Le chasseur

 

 

par

 

 

Julien LANOË

 

 

 

 

 

 

Le chevalier de Vern avait beaucoup d’amis parce qu’il mettait son amitié à très haut prix. L’honneur de l’acquérir était si grand qu’il en faisait oublier toutes les peines. Il était presque impossible d’y parvenir par ruse, car le chevalier se méfiait assez de son orgueil, qui était immense, pour ne pas craindre de le châtier en écartant de lui tous les flatteurs. S’il était difficile de devenir son ami, il était plus difficile encore de le demeurer sans orage. On apprenait qu’on avait atteint son coeur quand ses paroles ne vous ménageaient plus. Il lui fallait, pour respirer, un air si pur que le moindre malentendu irritait ses sens ; il le dissipait aussitôt ; cela n’allait pas sans douleur pour lui ni pour celui qu’il avait soupçonné – toujours à juste raison, car son regard ne le trompait jamais. Le chevalier aimait les amitiés convalescentes et leur donnait tous ses soins. Quelques personnes pensaient que Vern était un maniaque de la sincérité. Ceux-là ne réfléchissaient pas que cette manie est une faiblesse, un principe d’hésitation maladive, et ils oubliaient qu’en leur ami tout était dur et volontaire. Le chevalier grandissait sa stature à force de l’émonder. Il annexait en secret des royaumes escarpés.
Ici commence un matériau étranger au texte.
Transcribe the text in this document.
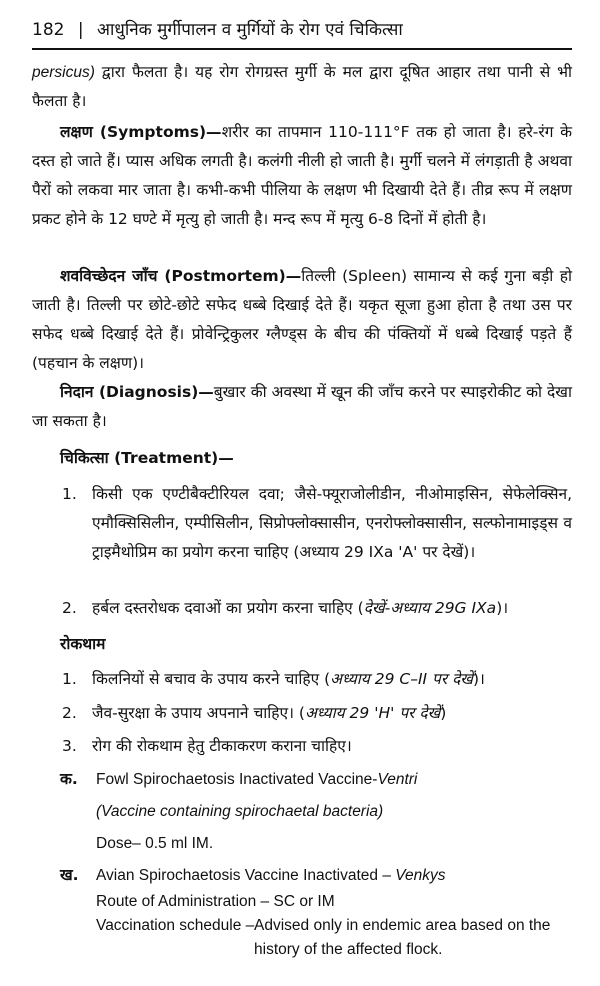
182 | आधुनिक मुर्गीपालन व मुर्गियों के रोग एवं चिकित्सा

persicus) द्वारा फैलता है। यह रोग रोगग्रस्त मुर्गी के मल द्वारा दूषित आहार तथा पानी से भी फैलता है।

लक्षण (Symptoms)—शरीर का तापमान 110-111°F तक हो जाता है। हरे-रंग के दस्त हो जाते हैं। प्यास अधिक लगती है। कलंगी नीली हो जाती है। मुर्गी चलने में लंगड़ाती है अथवा पैरों को लकवा मार जाता है। कभी-कभी पीलिया के लक्षण भी दिखायी देते हैं। तीव्र रूप में लक्षण प्रकट होने के 12 घण्टे में मृत्यु हो जाती है। मन्द रूप में मृत्यु 6-8 दिनों में होती है।

शवविच्छेदन जाँच (Postmortem)—तिल्ली (Spleen) सामान्य से कई गुना बड़ी हो जाती है। तिल्ली पर छोटे-छोटे सफेद धब्बे दिखाई देते हैं। यकृत सूजा हुआ होता है तथा उस पर सफेद धब्बे दिखाई देते हैं। प्रोवेन्ट्रिकुलर ग्लैण्ड्स के बीच की पंक्तियों में धब्बे दिखाई पड़ते हैं (पहचान के लक्षण)।

निदान (Diagnosis)—बुखार की अवस्था में खून की जाँच करने पर स्पाइरोकीट को देखा जा सकता है।

चिकित्सा (Treatment)—
1. किसी एक एण्टीबैक्टीरियल दवा; जैसे-फ्यूराजोलीडीन, नीओमाइसिन, सेफेलेक्सिन, एमौक्सिसिलीन, एम्पीसिलीन, सिप्रोफ्लोक्सासीन, एनरोफ्लोक्सासीन, सल्फोनामाइड्स व ट्राइमैथोप्रिम का प्रयोग करना चाहिए (अध्याय 29 IXa 'A' पर देखें)।
2. हर्बल दस्तरोधक दवाओं का प्रयोग करना चाहिए (देखें-अध्याय 29G IXa)।
रोकथाम
1. किलनियों से बचाव के उपाय करने चाहिए (अध्याय 29 C–II पर देखें)।
2. जैव-सुरक्षा के उपाय अपनाने चाहिए। (अध्याय 29 'H' पर देखें)
3. रोग की रोकथाम हेतु टीकाकरण कराना चाहिए।
क.	Fowl Spirochaetosis Inactivated Vaccine-Ventri
(Vaccine containing spirochaetal bacteria)
Dose– 0.5 ml IM.
ख.	Avian Spirochaetosis Vaccine Inactivated – Venkys
Route of Administration – SC or IM
Vaccination schedule – Advised only in endemic area based on the history of the affected flock.
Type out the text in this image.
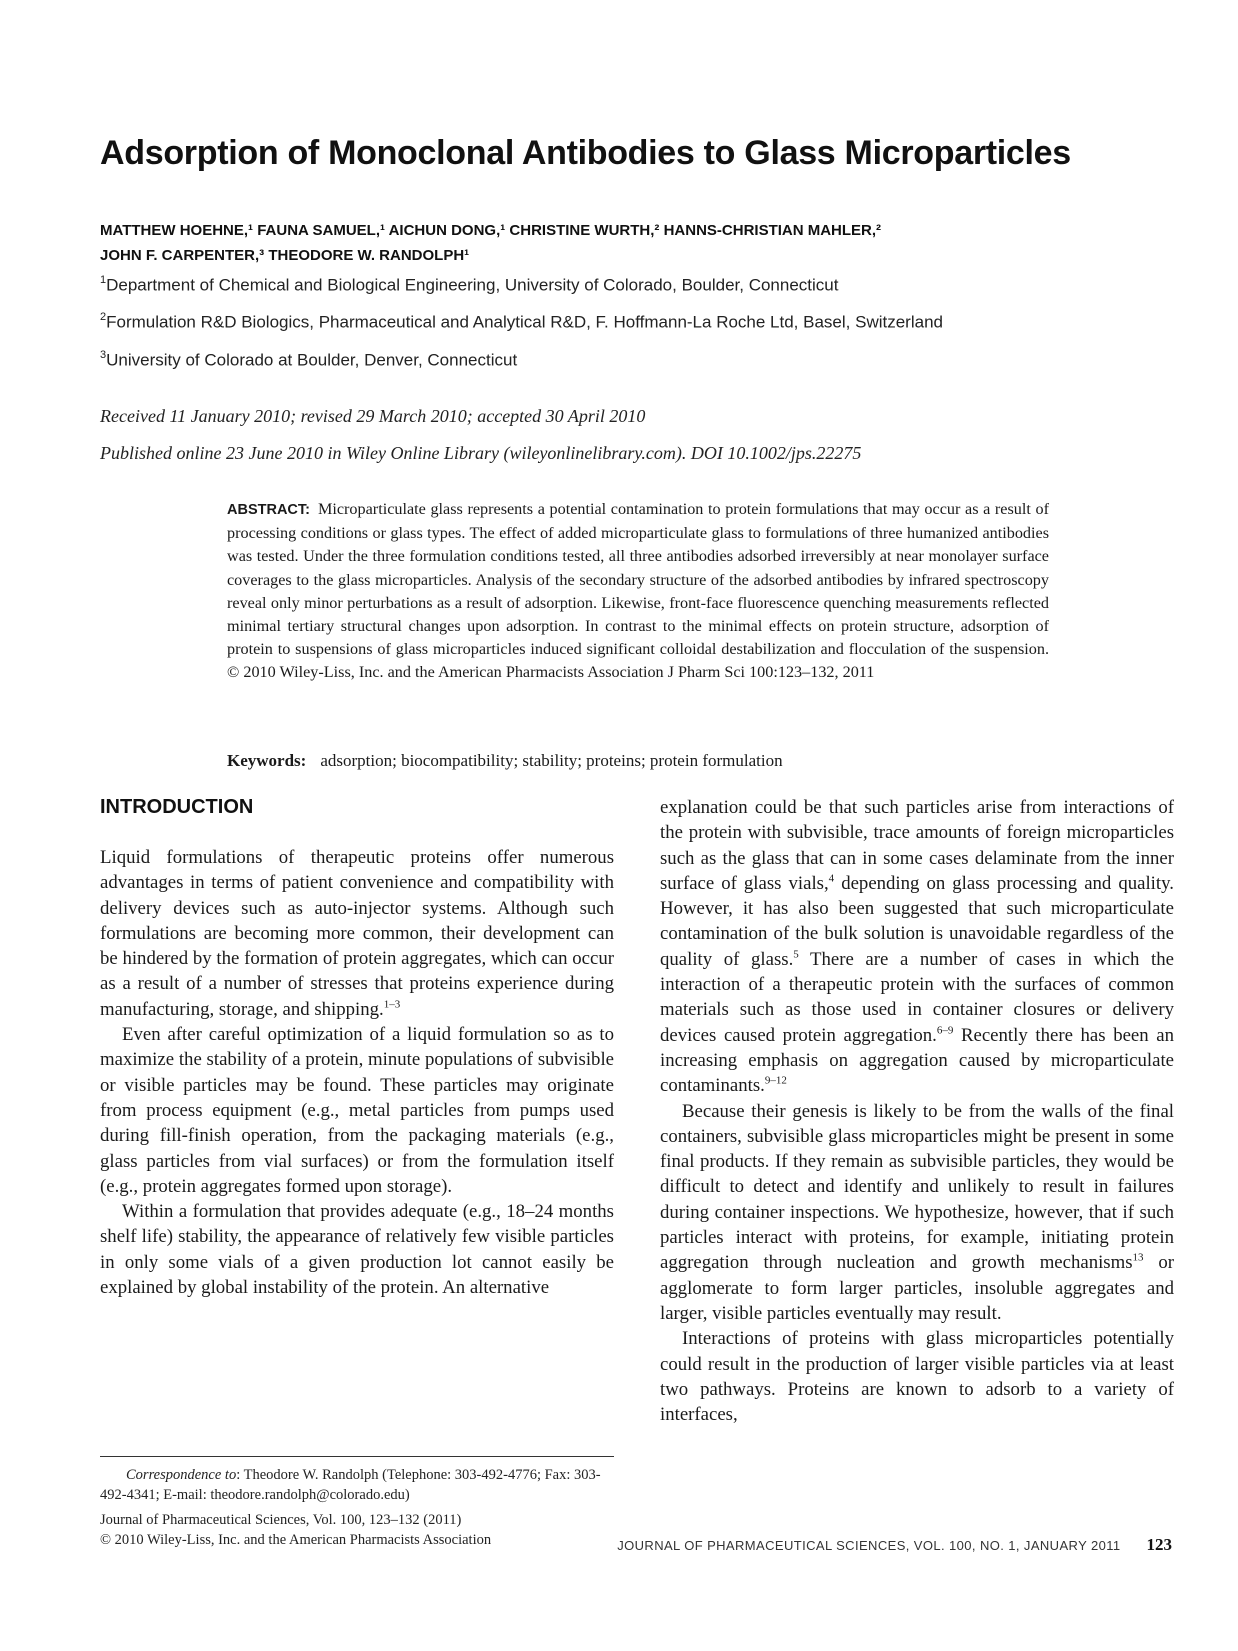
Adsorption of Monoclonal Antibodies to Glass Microparticles
MATTHEW HOEHNE,¹ FAUNA SAMUEL,¹ AICHUN DONG,¹ CHRISTINE WURTH,² HANNS-CHRISTIAN MAHLER,²
JOHN F. CARPENTER,³ THEODORE W. RANDOLPH¹

$^1$Department of Chemical and Biological Engineering, University of Colorado, Boulder, Connecticut

$^2$Formulation R&D Biologics, Pharmaceutical and Analytical R&D, F. Hoffmann-La Roche Ltd, Basel, Switzerland

$^3$University of Colorado at Boulder, Denver, Connecticut

Received 11 January 2010; revised 29 March 2010; accepted 30 April 2010

Published online 23 June 2010 in Wiley Online Library (wileyonlinelibrary.com). DOI 10.1002/jps.22275

ABSTRACT: Microparticulate glass represents a potential contamination to protein formulations that may occur as a result of processing conditions or glass types. The effect of added microparticulate glass to formulations of three humanized antibodies was tested. Under the three formulation conditions tested, all three antibodies adsorbed irreversibly at near monolayer surface coverages to the glass microparticles. Analysis of the secondary structure of the adsorbed antibodies by infrared spectroscopy reveal only minor perturbations as a result of adsorption. Likewise, front-face fluorescence quenching measurements reflected minimal tertiary structural changes upon adsorption. In contrast to the minimal effects on protein structure, adsorption of protein to suspensions of glass microparticles induced significant colloidal destabilization and flocculation of the suspension. © 2010 Wiley-Liss, Inc. and the American Pharmacists Association J Pharm Sci 100:123–132, 2011

Keywords: adsorption; biocompatibility; stability; proteins; protein formulation

INTRODUCTION

Liquid formulations of therapeutic proteins offer numerous advantages in terms of patient convenience and compatibility with delivery devices such as auto-injector systems. Although such formulations are becoming more common, their development can be hindered by the formation of protein aggregates, which can occur as a result of a number of stresses that proteins experience during manufacturing, storage, and shipping.$^{1-3}$

Even after careful optimization of a liquid formulation so as to maximize the stability of a protein, minute populations of subvisible or visible particles may be found. These particles may originate from process equipment (e.g., metal particles from pumps used during fill-finish operation, from the packaging materials (e.g., glass particles from vial surfaces) or from the formulation itself (e.g., protein aggregates formed upon storage).

Within a formulation that provides adequate (e.g., 18–24 months shelf life) stability, the appearance of relatively few visible particles in only some vials of a given production lot cannot easily be explained by global instability of the protein. An alternative

explanation could be that such particles arise from interactions of the protein with subvisible, trace amounts of foreign microparticles such as the glass that can in some cases delaminate from the inner surface of glass vials,$^4$ depending on glass processing and quality. However, it has also been suggested that such microparticulate contamination of the bulk solution is unavoidable regardless of the quality of glass.$^5$ There are a number of cases in which the interaction of a therapeutic protein with the surfaces of common materials such as those used in container closures or delivery devices caused protein aggregation.$^{6-9}$ Recently there has been an increasing emphasis on aggregation caused by microparticulate contaminants.$^{9-12}$

Because their genesis is likely to be from the walls of the final containers, subvisible glass microparticles might be present in some final products. If they remain as subvisible particles, they would be difficult to detect and identify and unlikely to result in failures during container inspections. We hypothesize, however, that if such particles interact with proteins, for example, initiating protein aggregation through nucleation and growth mechanisms$^{13}$ or agglomerate to form larger particles, insoluble aggregates and larger, visible particles eventually may result.

Interactions of proteins with glass microparticles potentially could result in the production of larger visible particles via at least two pathways. Proteins are known to adsorb to a variety of interfaces,

Correspondence to: Theodore W. Randolph (Telephone: 303-492-4776; Fax: 303-492-4341; E-mail: theodore.randolph@colorado.edu)

Journal of Pharmaceutical Sciences, Vol. 100, 123–132 (2011)

© 2010 Wiley-Liss, Inc. and the American Pharmacists Association	JOURNAL OF PHARMACEUTICAL SCIENCES, VOL. 100, NO. 1, JANUARY 2011 123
Son commerce revêtait une douceur peu commune. Il parlait lentement et bas, avec un débit un peu cadencé où l’on aurait pu croire qu’il mettait de la complaisance. Il avait été un enfant gracieux et vif, et il dépensait au jeu une ardeur si grande qu’il semblait que, le peu qui lui restait, il avait dû le mettre en veilleuse pour le garder jusqu’à son dernier jour. Mais il le couvait au contraire derrière ses yeux bruns et son visage un peu pâle. Nul ne sut jamais pour quel objet il se la réservait.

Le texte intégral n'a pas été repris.